Libro parzialmente autobiografico in cui l’autore si identifica in Tagliamare, il personaggio conduttore, così soprannominato dai suoi compagni di avventure marinare, per l’abitudine di stare sul dritto di prora, nei momenti di pausa, a contemplare il mare tagliato dalla prua della nave.
E’ un romanzo di sensazioni alle volte viscerali che, come dalle profondità del mare, emergono in superficie e coinvolgono Tagliamare in densi e trascinanti soliloqui: riflessioni, nostalgie, sensazioni di amore e di odio per quella densa liquidità che lo circonda e per quel ferro che lo raccoglie e lo protegge. Un ferro che si anima di vita propria immerso nell’elemento amniotico, come una placenta che gli da vita.
Tagliamare è un uomo di mare, nato sul mare e da esso trae la sua vitalità che, nei momenti di pause terrestri, trasfonde nella “sua” Clessidra, nome convenzionale dato alla femmina di ogni porto che, come scoglio, lo sottrae ai marosi.

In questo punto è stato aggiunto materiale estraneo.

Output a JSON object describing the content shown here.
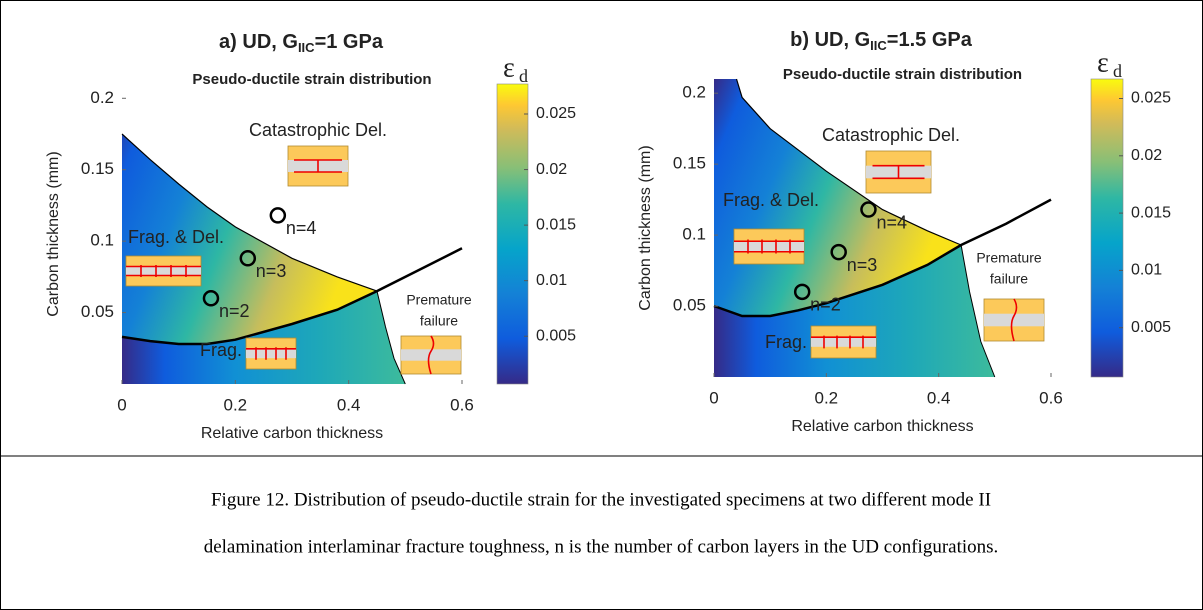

Tagliamare, metaforico, sognatore, non tradisce mai l’amore per il suo mare come non disdegna di rifugiarsi in nostalgici ricordi del suo paese di pescatori, in riva all’Adriatico, piccolo avamposto di vie d’acque comunicanti in immense distese. Ma la sua avventura marinara si spingerà sino a porti lontani. La “Corona Boreale”, che lo tiene a bordo, attraccherà su di un molo sulla sponda della giungla venezuelana e poi nel ferroso porto americano di Newark per continuare nella riparata baia australiana di Botany Bay, non lontano da Sydney.
Nel rifugio dei porti ma soprattutto immerso nella vastità dell’oceano calmo o in fragore, Tagliamare avrà sempre l’occasione per dichiarare il suo attaccamento alla vasta liquidità che lo circonda e in particolare al ferro della nave al quale, nel suo oscuro lavoro di marinaio, sente di appartenere completamente.
Tagliamare ha vinto nel 1994 il Concorso Letterario “Il Romanzo del Mare” organizzato dal Salone del Mare di Roma in collaborazione con il Trofeo Accademia Navale e Città di Livorno.